Re: Dictionary formats
From: | <kam@...> |
Date: | Sunday, March 31, 2002, 14:24 |
On Sat, Mar 30, 2002 at 10:55:07PM -0600, Peter Clark wrote:
> If I may hijack this thread (sorry), I would like to make a general appeal
> to all the programmers on this list: please, someone, anyone, write a
> dictionary-making program. It can even be text-based (heck, I run Linux, the
> command line does not frighten the likes of me), just so long as it allows
> for multiple semantic ranges that works both ways and automatically handles
> word entry and sorting. Or tell me where I can find such a program. Please!
> I'm can't imagine how I'm going to handle a dictionary once I get over a
> couple hundred words.
> :Peter
At a very basic level you can do a fair bit with grep, sort and cut,
read their man pages.
I'm writing bits of software to produce concordances that are sort of
dictionaries, but mainly concerned with how a given word appears in the
various texts, the nice thing is that with html you can put in links to
the actual lines in the texts. At a later stage I'll probably add an option
for producing something more like a normal dictionary. At present words
are grouped by "headwords" (ie all the parts of "to see" appear together)

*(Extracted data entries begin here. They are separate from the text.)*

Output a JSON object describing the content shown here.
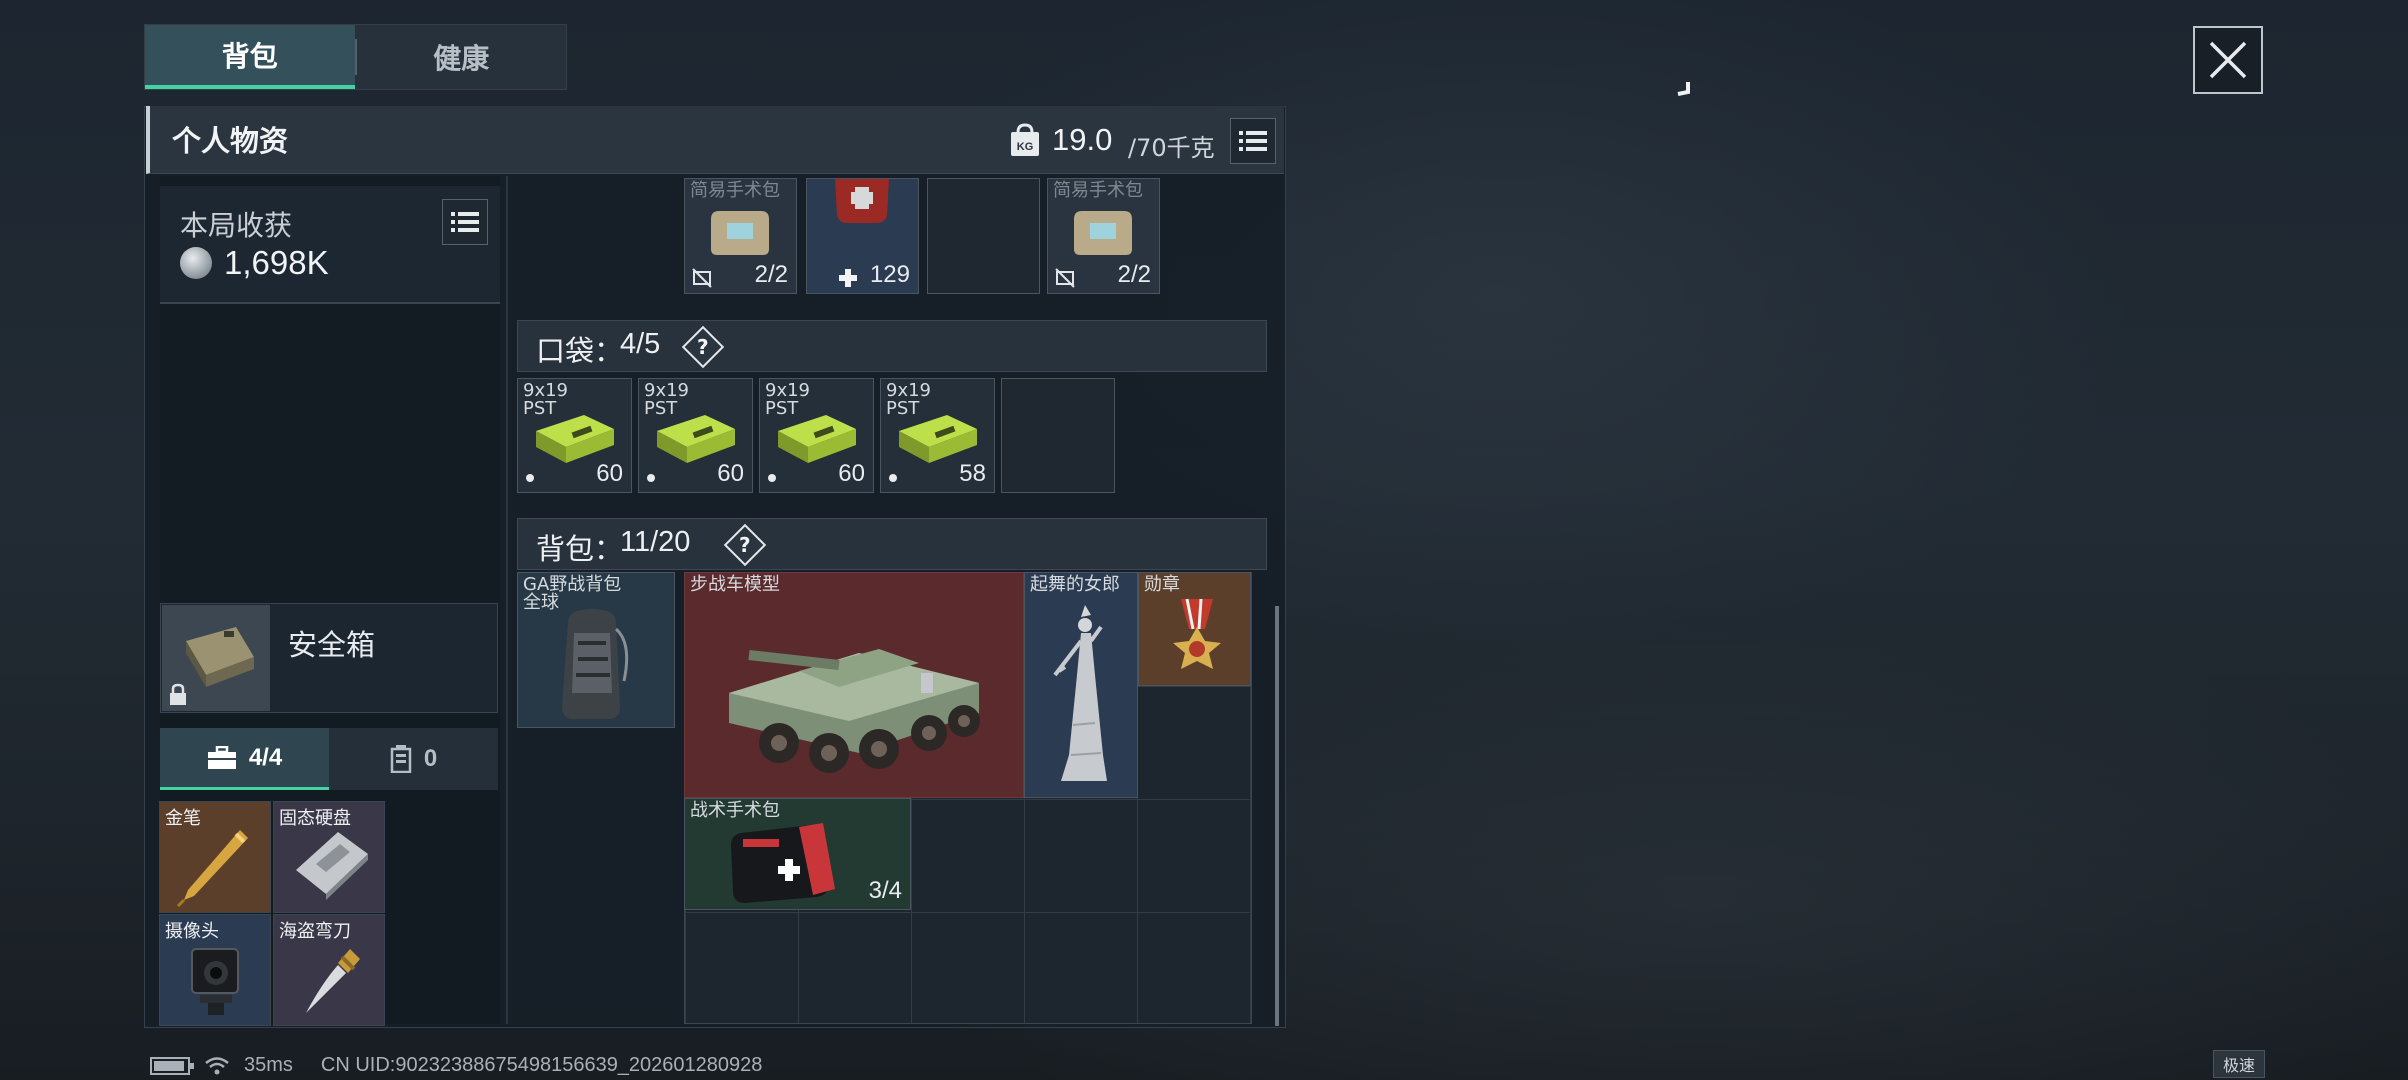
{
  "tabs": [
    {
      "label": "背包",
      "active": true
    },
    {
      "label": "健康",
      "active": false
    }
  ],
  "panel": {
    "title": "个人物资",
    "weight": "19.0",
    "weight_max": "/70千克",
    "weight_icon": "weight-icon",
    "menu_icon": "list-icon"
  },
  "harvest": {
    "label": "本局收获",
    "value": "1,698K",
    "icon": "coin-icon"
  },
  "safebox": {
    "label": "安全箱",
    "icon": "lock-icon"
  },
  "subtabs": [
    {
      "icon": "briefcase-icon",
      "label": "4/4",
      "active": true
    },
    {
      "icon": "canister-icon",
      "label": "0",
      "active": false
    }
  ],
  "case_items": [
    {
      "label": "金笔",
      "color": "#5b3f2a"
    },
    {
      "label": "固态硬盘",
      "color": "#3a3848"
    },
    {
      "label": "摄像头",
      "color": "#2b3b52"
    },
    {
      "label": "海盗弯刀",
      "color": "#3a3848"
    }
  ],
  "top_row": [
    {
      "label": "简易手术包",
      "count": "2/2",
      "icon": "no-repair-icon"
    },
    {
      "label": "",
      "count": "129",
      "icon": "plus-icon"
    },
    {
      "label": "",
      "count": ""
    },
    {
      "label": "简易手术包",
      "count": "2/2",
      "icon": "no-repair-icon"
    }
  ],
  "pocket": {
    "title": "口袋：",
    "count": "4/5",
    "help": "?",
    "items": [
      {
        "label": "9x19\nPST",
        "count": "60"
      },
      {
        "label": "9x19\nPST",
        "count": "60"
      },
      {
        "label": "9x19\nPST",
        "count": "60"
      },
      {
        "label": "9x19\nPST",
        "count": "58"
      }
    ]
  },
  "backpack": {
    "title": "背包：",
    "count": "11/20",
    "help": "?",
    "equipped_label": "GA野战背包\n全球",
    "items": {
      "ifv": {
        "label": "步战车模型",
        "color": "#5a2a2d"
      },
      "dancer": {
        "label": "起舞的女郎",
        "color": "#2b3b52"
      },
      "medal": {
        "label": "勋章",
        "color": "#5b3f2a"
      },
      "medkit": {
        "label": "战术手术包",
        "count": "3/4",
        "color": "#233a33"
      }
    }
  },
  "footer": {
    "ping": "35ms",
    "uid": "CN UID:9023238867549815663​9_202601280928",
    "speed_badge": "极速"
  },
  "colors": {
    "accent": "#46d3a3",
    "red_rarity": "#5a2a2d",
    "gold_rarity": "#5b3f2a",
    "blue_rarity": "#2b3b52",
    "purple_rarity": "#3a3848",
    "green_rarity": "#233a33"
  }
}
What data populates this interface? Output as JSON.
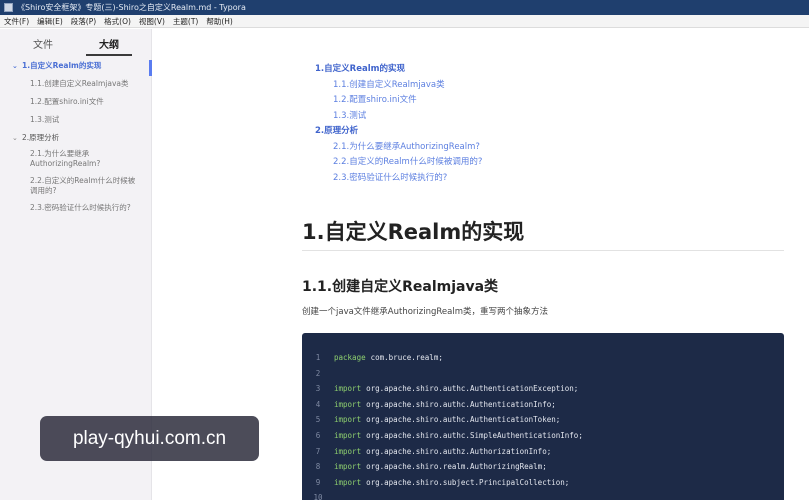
{
  "window": {
    "title": "《Shiro安全框架》专题(三)-Shiro之自定义Realm.md - Typora"
  },
  "menubar": {
    "items": [
      "文件(F)",
      "编辑(E)",
      "段落(P)",
      "格式(O)",
      "视图(V)",
      "主题(T)",
      "帮助(H)"
    ]
  },
  "sidebar": {
    "tabs": {
      "files": "文件",
      "outline": "大纲"
    },
    "outline": [
      {
        "label": "1.自定义Realm的实现",
        "level": 2,
        "active": true
      },
      {
        "label": "1.1.创建自定义Realmjava类",
        "level": 3
      },
      {
        "label": "1.2.配置shiro.ini文件",
        "level": 3
      },
      {
        "label": "1.3.测试",
        "level": 3
      },
      {
        "label": "2.原理分析",
        "level": 2
      },
      {
        "label": "2.1.为什么要继承AuthorizingRealm?",
        "level": 3
      },
      {
        "label": "2.2.自定义的Realm什么时候被调用的?",
        "level": 3
      },
      {
        "label": "2.3.密码验证什么时候执行的?",
        "level": 3
      }
    ]
  },
  "toc": [
    {
      "label": "1.自定义Realm的实现",
      "level": 2
    },
    {
      "label": "1.1.创建自定义Realmjava类",
      "level": 3
    },
    {
      "label": "1.2.配置shiro.ini文件",
      "level": 3
    },
    {
      "label": "1.3.测试",
      "level": 3
    },
    {
      "label": "2.原理分析",
      "level": 2
    },
    {
      "label": "2.1.为什么要继承AuthorizingRealm?",
      "level": 3
    },
    {
      "label": "2.2.自定义的Realm什么时候被调用的?",
      "level": 3
    },
    {
      "label": "2.3.密码验证什么时候执行的?",
      "level": 3
    }
  ],
  "doc": {
    "h1": "1.自定义Realm的实现",
    "h2": "1.1.创建自定义Realmjava类",
    "paragraph": "创建一个java文件继承AuthorizingRealm类，重写两个抽象方法"
  },
  "code": [
    {
      "n": "1",
      "kw": "package",
      "text": "com.bruce.realm;"
    },
    {
      "n": "2",
      "kw": "",
      "text": ""
    },
    {
      "n": "3",
      "kw": "import",
      "text": "org.apache.shiro.authc.AuthenticationException;"
    },
    {
      "n": "4",
      "kw": "import",
      "text": "org.apache.shiro.authc.AuthenticationInfo;"
    },
    {
      "n": "5",
      "kw": "import",
      "text": "org.apache.shiro.authc.AuthenticationToken;"
    },
    {
      "n": "6",
      "kw": "import",
      "text": "org.apache.shiro.authc.SimpleAuthenticationInfo;"
    },
    {
      "n": "7",
      "kw": "import",
      "text": "org.apache.shiro.authz.AuthorizationInfo;"
    },
    {
      "n": "8",
      "kw": "import",
      "text": "org.apache.shiro.realm.AuthorizingRealm;"
    },
    {
      "n": "9",
      "kw": "import",
      "text": "org.apache.shiro.subject.PrincipalCollection;"
    },
    {
      "n": "10",
      "kw": "",
      "text": ""
    }
  ],
  "watermark": "play-qyhui.com.cn",
  "colors": {
    "link": "#4a6fd4",
    "code_bg": "#1d2a47",
    "keyword": "#8fd16f"
  }
}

but the headwords themselves don't yet appear. The idea is to have a fairly
simple database that can if need be be edited in a text editor, and then
write the software to automatically produce plain text, html and latex
output. I've just been writing code to allow for notes in the text, and
need to figure out the best way to add notes on dictionary entries. One
advantage at present is that database entries for a particular text or
word or grammatical form etc can be extracted with grep. This is all
work in progress (and I tend to work in fits and starts) and the code is
fairly spaghettoid at this point, for some sample output see
http://home.clara.net/carrot/kernmss/tgk
(Sorry about the Christian content, the historical Cornish texts I'm
working on are about 95% religious, such was the stranglehold the church
had on thought and literacy)
I'd be interested to know more clearly what it is you need, in particular
what sort of input you'll have, text, word lists???
Keith Mylchreest
NB written Cornish has a fairly clear idea about what a 'word' is, this
is by no means the case for all languages.